Several Britons have been killed fighting with the YPG in Syria
Briton who fought against ISIL faces terrorism charge
A Briton who travelled to Syria to join a Kurdish militia has become the first person from the UK to face a terrorism charge for fighting against ISIL.
London's Metropolitan Police force said on Wednesday that James Matthews, 43, is accused of “attending a place or places in Iraq and Syria where instruction or training was provided” for terrorist purposes.
In March, a Jim Matthews was a signatory on an “open letter from British YPG fighters on London attacks” posted on a Kurdish news website. It urged people not to give in to extremism following several deadly attacks.
Mr Matthews, a former soldier, is due in court on February 14 to be formally charged. Fellow British fighters said that Mr Matthews has been back in the UK for nearly two years and has been teaching English in central London.
Several Britons have been killed fighting with Kurdish YPG militia against ISIL and Mr Matthews’ supporters said that dozens of Britons had also travelled to the region. The criminal case against Mr Matthews raises questions about whether others could face similar action.
Supporters claimed that he was being “unfairly persecuted” and criticised the decision to bring a case against him.
Irishman Joshua Molloy, a former YPG fighter, questioned the message that the criminal charge sent to the Syrian Democratic Forces (SDF) fighting ISIL in a post on Twitter.
Turkey considers the YPG to be a “terrorist” group as well as the Syrian offshoot of the Kurdistan Workers' Party (PKK) which has waged a bloody three-decade insurgency against the Turkish state and is considered a terrorist organisation by the United States.
Mr Matthews appeared in a 2015 documentary on British fighters, alongside 24-year-old fellow volunteer Jac Holmes, who died in Raqqa in November.
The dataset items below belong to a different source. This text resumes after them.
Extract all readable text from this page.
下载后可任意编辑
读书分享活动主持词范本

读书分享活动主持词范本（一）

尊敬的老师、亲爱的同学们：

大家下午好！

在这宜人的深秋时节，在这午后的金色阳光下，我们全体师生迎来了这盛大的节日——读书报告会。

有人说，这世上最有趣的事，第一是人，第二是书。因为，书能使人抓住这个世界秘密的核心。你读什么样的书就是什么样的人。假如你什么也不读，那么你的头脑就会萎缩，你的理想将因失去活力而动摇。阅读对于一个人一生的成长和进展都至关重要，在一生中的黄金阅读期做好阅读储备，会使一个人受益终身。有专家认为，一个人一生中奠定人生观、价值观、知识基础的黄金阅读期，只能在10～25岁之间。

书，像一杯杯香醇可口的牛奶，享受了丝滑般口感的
Other volunteers have been arrested and questioned, including Joshua Walker who was acquitted of unrelated terror charges.
Macer Gifford, 31, from Cambridgeshire, told The National that he had travelled on three occasions to join the YPG since 2014 but had always dismissed the possibility that he would be arrested. He said he last saw Mr Matthews at the funeral of Mr Holmes earlier this month.
“It concerns me enormously because the charge is incredibly vague and it applies to everyone including myself,” he said. “He did no more or no less than what we all would have done.
“I don’t think that any jury in the land will convict him on the charges against him. It’s not in the public interest.”